News Release
Indian Country Today
When Indian Country Today airs its weekday broadcast in early January, Aliyah Chavez will be the sole anchor delivering the news.
“ICT Newscast with Aliyah Chavez” is the new name of the half-hour broadcast, featuring the Kewa Pueblo journalist who worked her way up from a reporter-producer at Indian Country Today.
“As a young girl growing up on the rez, I never dreamed this would be possible,” said Chavez, who earned a master’s degree in journalism from Stanford University and started her career at Indian Country Today in 2018. “But I dreamt and worked — and here we are.”
Mark Trahant, the Indian Country Today editor who transformed the brand Indian Country Today to a nonprofit multiplatform news operation with an international audience, said the newscast is changing the public perceptions about Indigenous peoples and government, and Chavez has been part of it.
“Turn on any channel and there are dozens of such voices” talking about politics and its impact, he said, “but none reflecting Indigenous communities. Until now.”
Trahant said he expects the newscast to expand its reach with Chavez as the permanent anchor. He said Chavez will connect with a younger audience and appeal to more Indigenous communities.
Arizona PBS recognized Chavez’s talent and asked her to co-host “Break It Down,” a daily 10-minute segment with conversations on news, politics, and pop culture.
Arizona PBS is the producing partner, and the show is recorded every morning from its studios in Phoenix.
The half-hour broadcast starts with a five-minute headline news block, followed by interviews with elected tribal officials, Indigenous newsmakers, social media influencers, and features from staff and freelance journalists. Both Democrat and Republican commentators make regular appearances, providing analysis on federal, state and tribal government actions.

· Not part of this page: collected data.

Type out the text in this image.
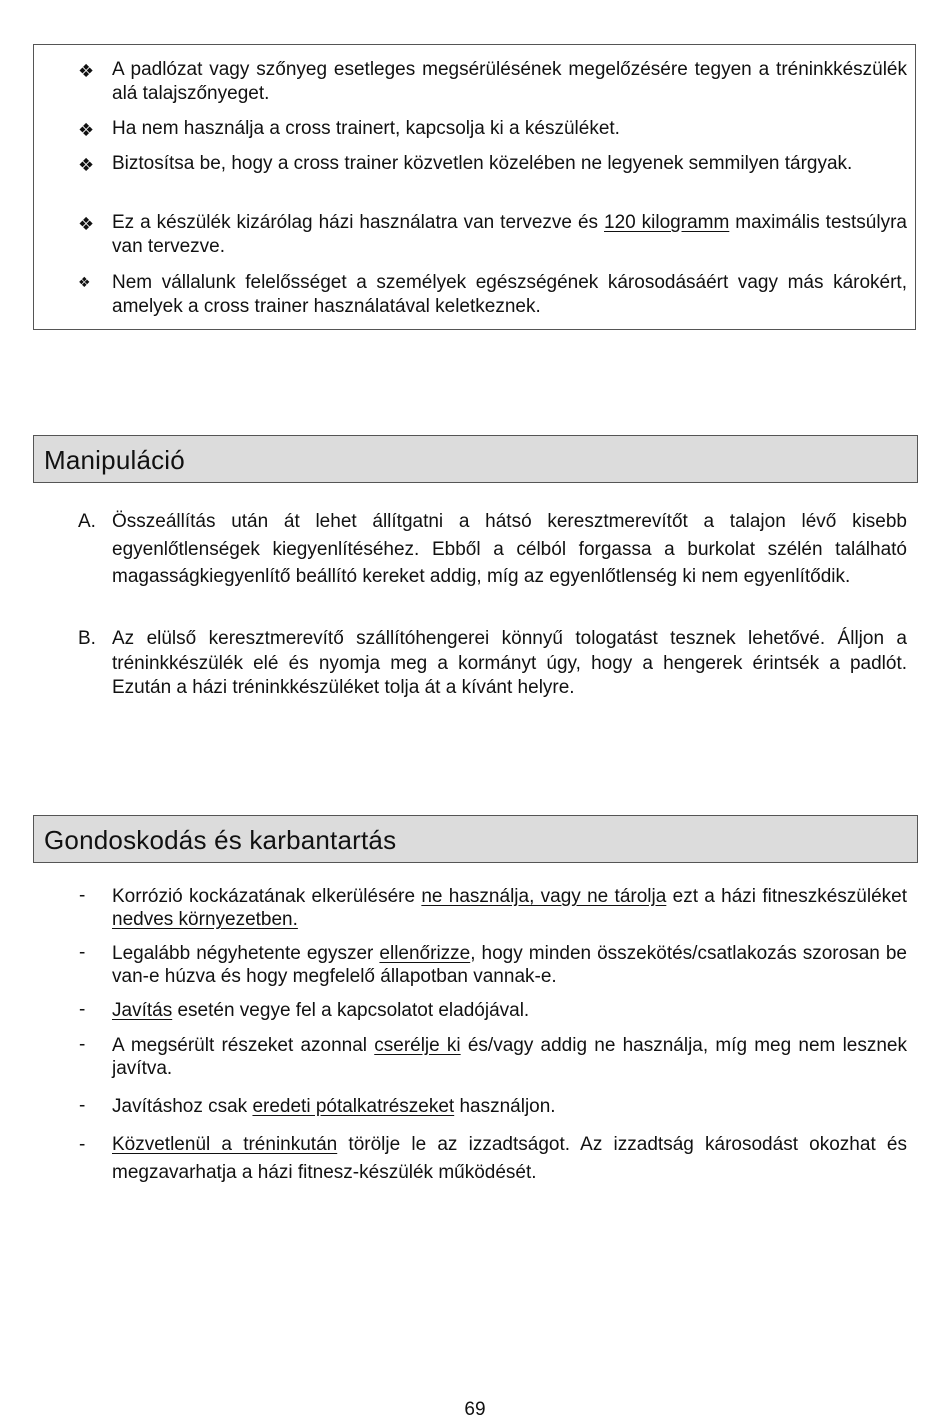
❖ A padlózat vagy szőnyeg esetleges megsérülésének megelőzésére tegyen a tréninkkészülék alá talajszőnyeget.
❖ Ha nem használja a cross trainert, kapcsolja ki a készüléket.
❖ Biztosítsa be, hogy a cross trainer közvetlen közelében ne legyenek semmilyen tárgyak.
❖ Ez a készülék kizárólag házi használatra van tervezve és 120 kilogramm maximális testsúlyra van tervezve.
❖	Nem vállalunk felelősséget a személyek egészségének károsodásáért vagy más károkért, amelyek a cross trainer használatával keletkeznek.
Manipuláció
A. Összeállítás után át lehet állítgatni a hátsó keresztmerevítőt a talajon lévő kisebb egyenlőtlenségek kiegyenlítéséhez. Ebből a célból forgassa a burkolat szélén található magasságkiegyenlítő beállító kereket addig, míg az egyenlőtlenség ki nem egyenlítődik.
B. Az elülső keresztmerevítő szállítóhengerei könnyű tologatást tesznek lehetővé. Álljon a tréninkkészülék elé és nyomja meg a kormányt úgy, hogy a hengerek érintsék a padlót. Ezután a házi tréninkkészüléket tolja át a kívánt helyre.
Gondoskodás és karbantartás
-	Korrózió kockázatának elkerülésére ne használja, vagy ne tárolja ezt a házi fitneszkészüléket nedves környezetben.
-	Legalább négyhetente egyszer ellenőrizze, hogy minden összekötés/csatlakozás szorosan be van-e húzva és hogy megfelelő állapotban vannak-e.
-	Javítás esetén vegye fel a kapcsolatot eladójával.
-	A megsérült részeket azonnal cserélje ki és/vagy addig ne használja, míg meg nem lesznek javítva.
-	Javításhoz csak eredeti pótalkatrészeket használjon.
-	Közvetlenül a tréninkután törölje le az izzadtságot. Az izzadtság károsodást okozhat és megzavarhatja a házi fitnesz-készülék működését.
69
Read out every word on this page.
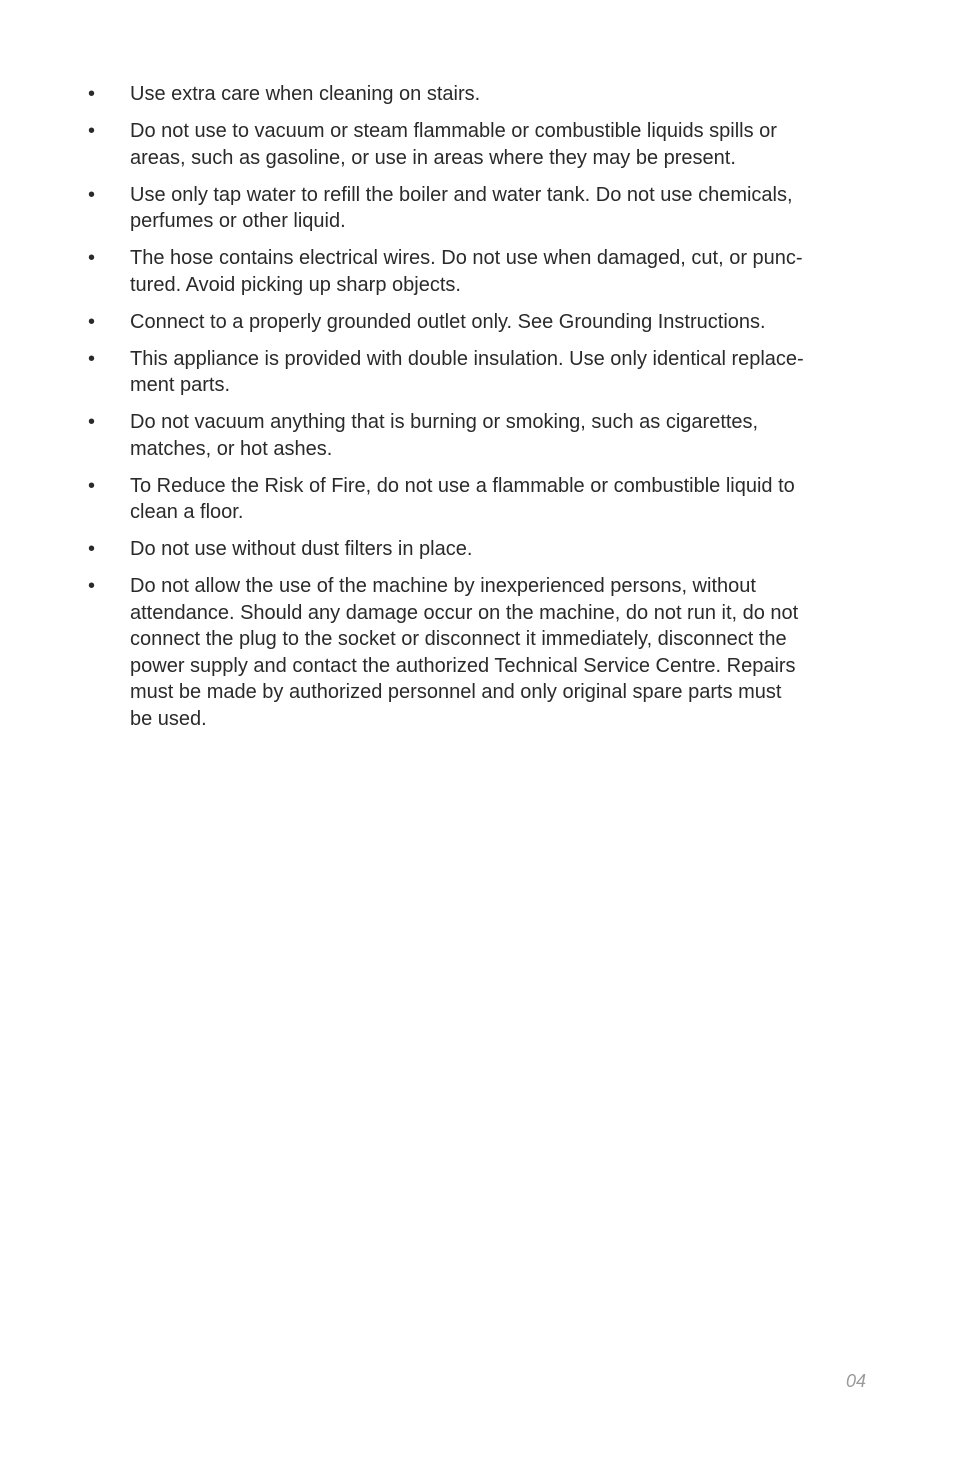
•	Use extra care when cleaning on stairs.
•	Do not use to vacuum or steam flammable or combustible liquids spills or
areas, such as gasoline, or use in areas where they may be present.
•	Use only tap water to refill the boiler and water tank. Do not use chemicals,
perfumes or other liquid.
•	The hose contains electrical wires. Do not use when damaged, cut, or punc-
tured. Avoid picking up sharp objects.
•	Connect to a properly grounded outlet only. See Grounding Instructions.
•	This appliance is provided with double insulation. Use only identical replace-
ment parts.
•	Do not vacuum anything that is burning or smoking, such as cigarettes,
matches, or hot ashes.
•	To Reduce the Risk of Fire, do not use a flammable or combustible liquid to
clean a floor.
•	Do not use without dust filters in place.
•	Do not allow the use of the machine by inexperienced persons, without
attendance. Should any damage occur on the machine, do not run it, do not
connect the plug to the socket or disconnect it immediately, disconnect the
power supply and contact the authorized Technical Service Centre. Repairs
must be made by authorized personnel and only original spare parts must
be used.
04
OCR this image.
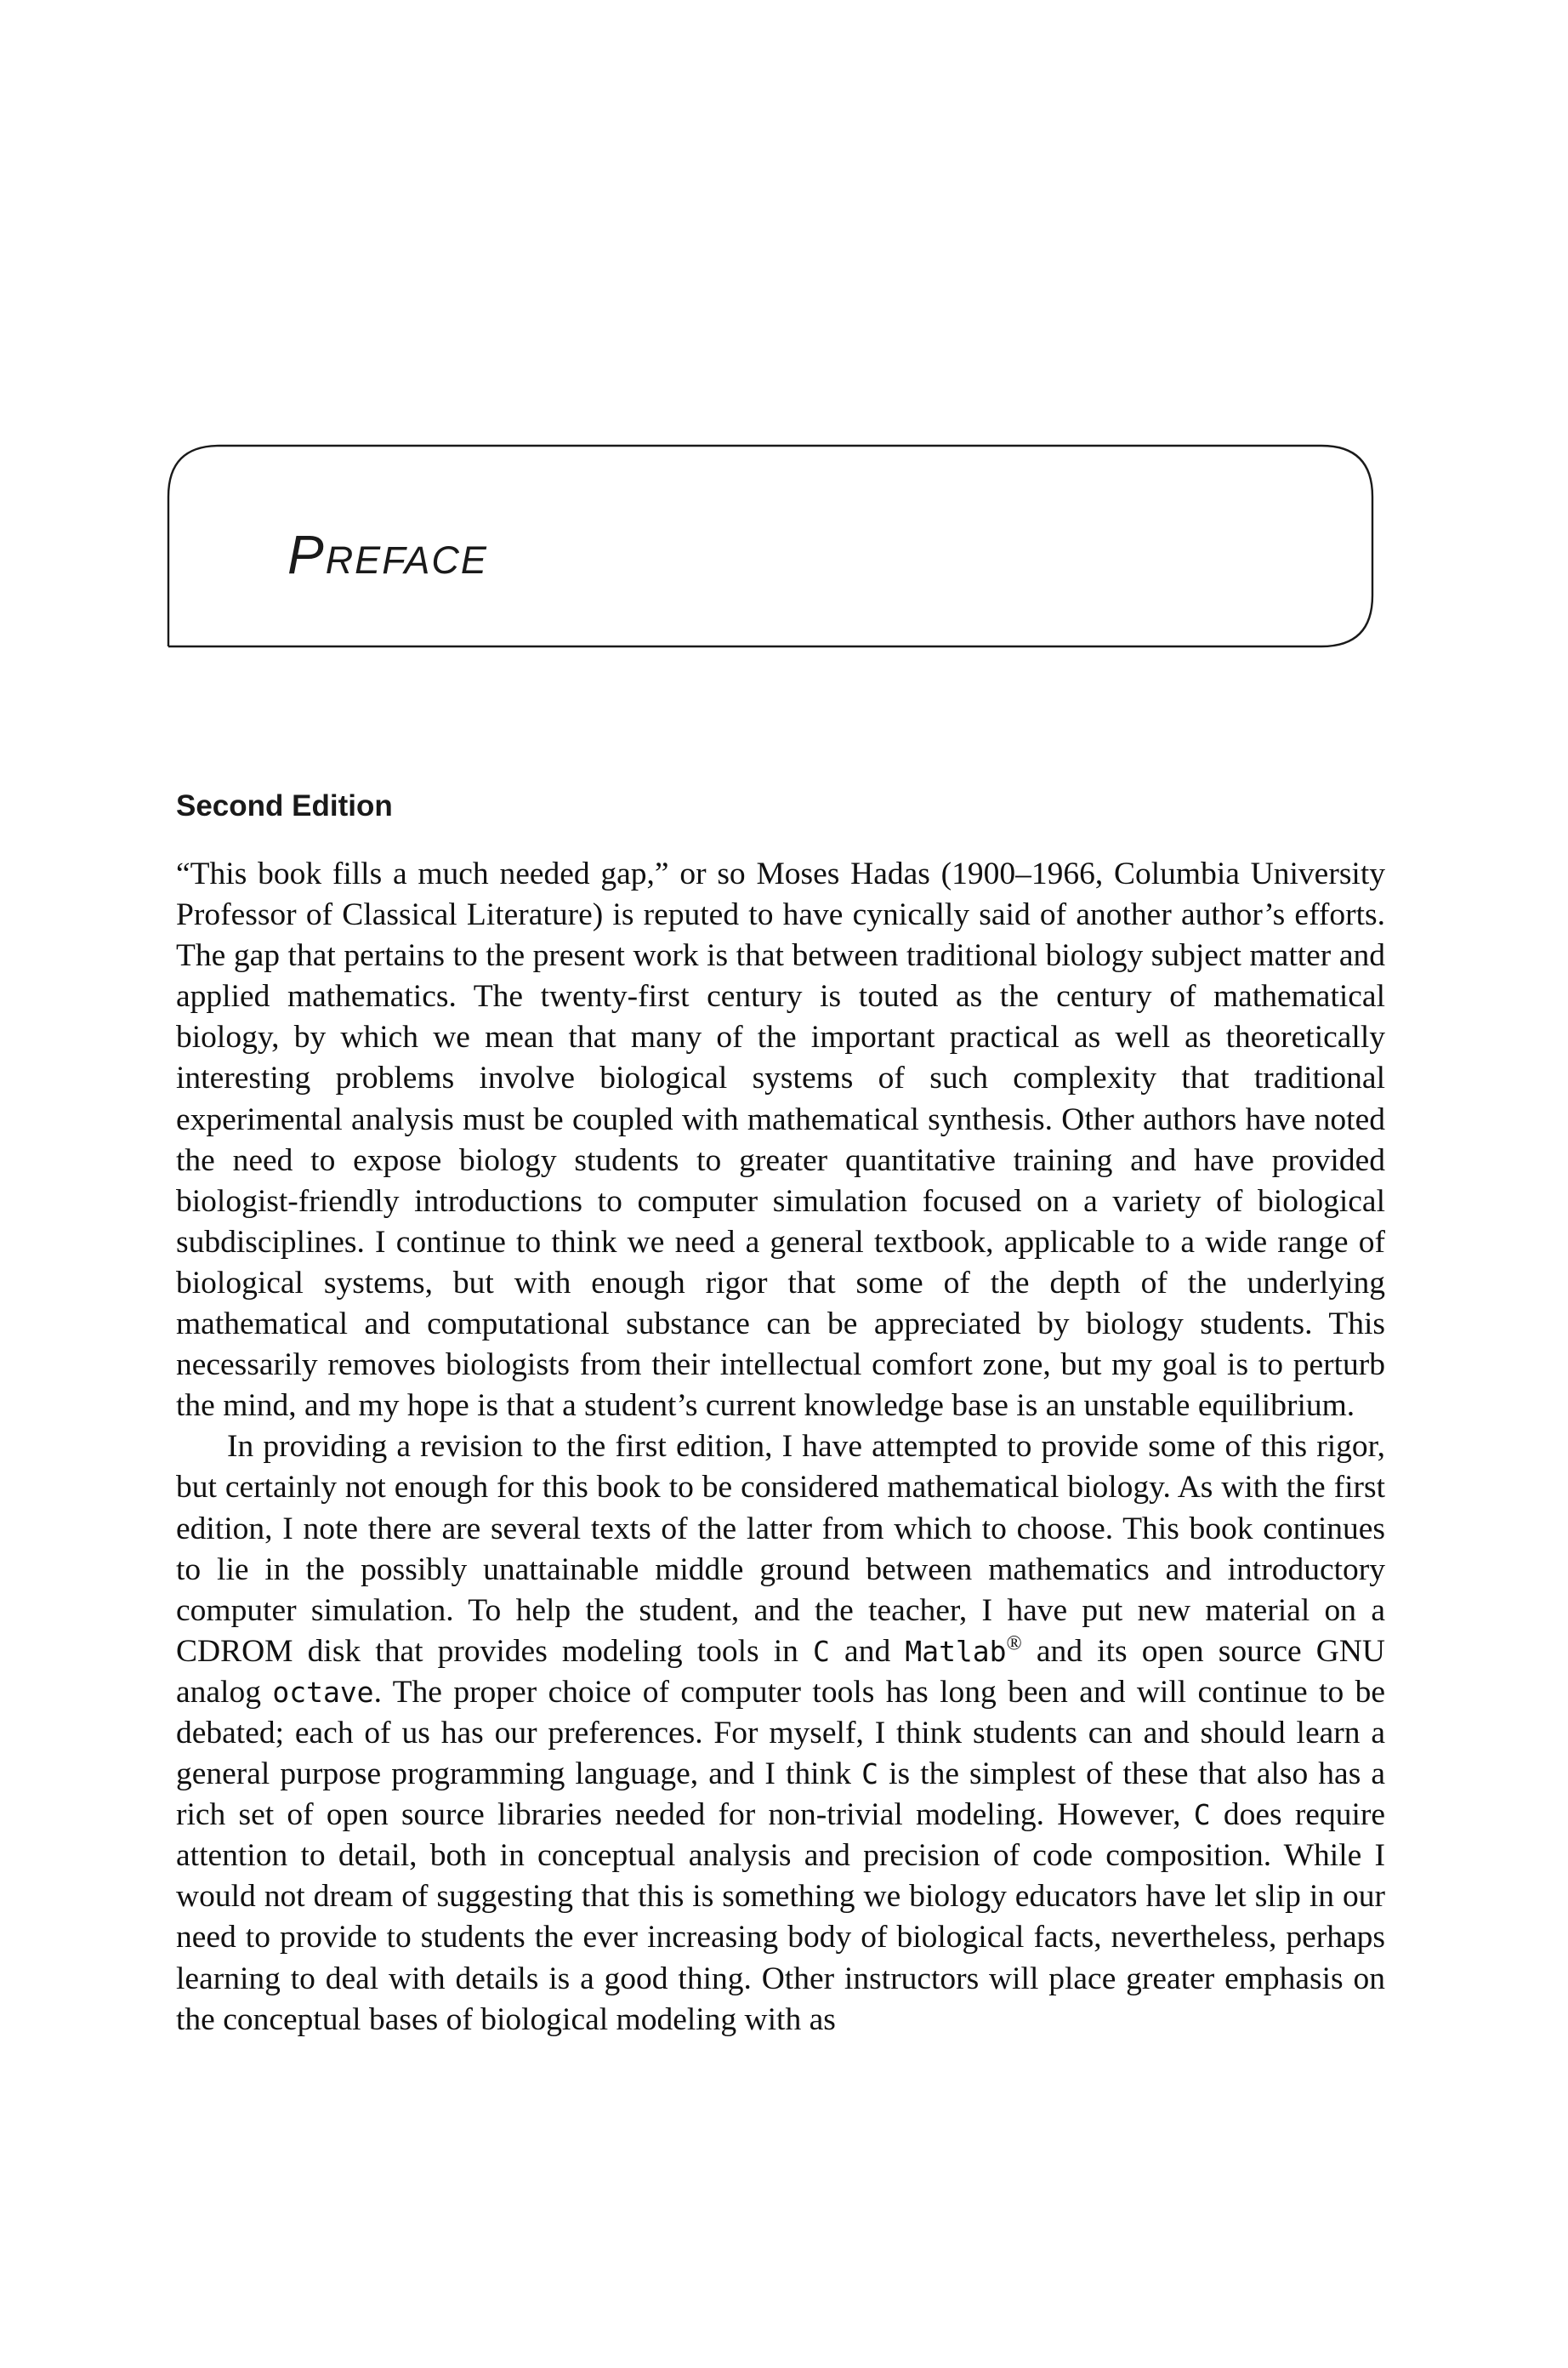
Preface
Second Edition

“This book fills a much needed gap,” or so Moses Hadas (1900–1966, Columbia University Professor of Classical Literature) is reputed to have cynically said of another author’s efforts. The gap that pertains to the present work is that between traditional biology subject matter and applied mathematics. The twenty-first century is touted as the century of mathematical biology, by which we mean that many of the important practical as well as theoretically interesting problems involve biological systems of such complexity that traditional experimental analysis must be coupled with mathematical synthesis. Other authors have noted the need to expose biology students to greater quantitative training and have provided biologist-friendly introductions to computer simulation focused on a variety of biological subdisciplines. I continue to think we need a general textbook, applicable to a wide range of biological systems, but with enough rigor that some of the depth of the underlying mathematical and computational substance can be appreciated by biology students. This necessarily removes biologists from their intellectual comfort zone, but my goal is to perturb the mind, and my hope is that a student’s current knowledge base is an unstable equilibrium.

In providing a revision to the first edition, I have attempted to provide some of this rigor, but certainly not enough for this book to be considered mathematical biology. As with the first edition, I note there are several texts of the latter from which to choose. This book continues to lie in the possibly unattainable middle ground between mathematics and introductory computer simulation. To help the student, and the teacher, I have put new material on a CDROM disk that provides modeling tools in C and Matlab® and its open source GNU analog octave. The proper choice of computer tools has long been and will continue to be debated; each of us has our preferences. For myself, I think students can and should learn a general purpose programming language, and I think C is the simplest of these that also has a rich set of open source libraries needed for non-trivial modeling. However, C does require attention to detail, both in conceptual analysis and precision of code composition. While I would not dream of suggesting that this is something we biology educators have let slip in our need to provide to students the ever increasing body of biological facts, nevertheless, perhaps learning to deal with details is a good thing. Other instructors will place greater emphasis on the conceptual bases of biological modeling with as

The daily newscast launched in April 2020 at the start of the coronavirus pandemic. It grew exponentially under the leadership of its initial co-anchors: Trahant, Shoshone-Bannock, and Executive Producer Patty Talahongva, Hopi. The newscast airs on multiple PBS stations nationwide, parts of Canada and Australia, and the FNX network, which reaches over 75 million households across the country.
The program is delivered Monday through Friday by 5:30 p.m. ET, streamed from the digital news site www.indiancountrytoday.com, which features many more stories by an award-winning team of Indigenous reporters.
An audio version is available to NPR and tribal radio stations through SoundCloud.
Indian Country Today (ICT) is an independent nonprofit, multimedia news enterprise. Indian Country Today is owned by IndiJ Public Media, a 501 (c)(3) public charity, under federal law that sustains itself with funding from members, donors, foundations, and supporters worldwide.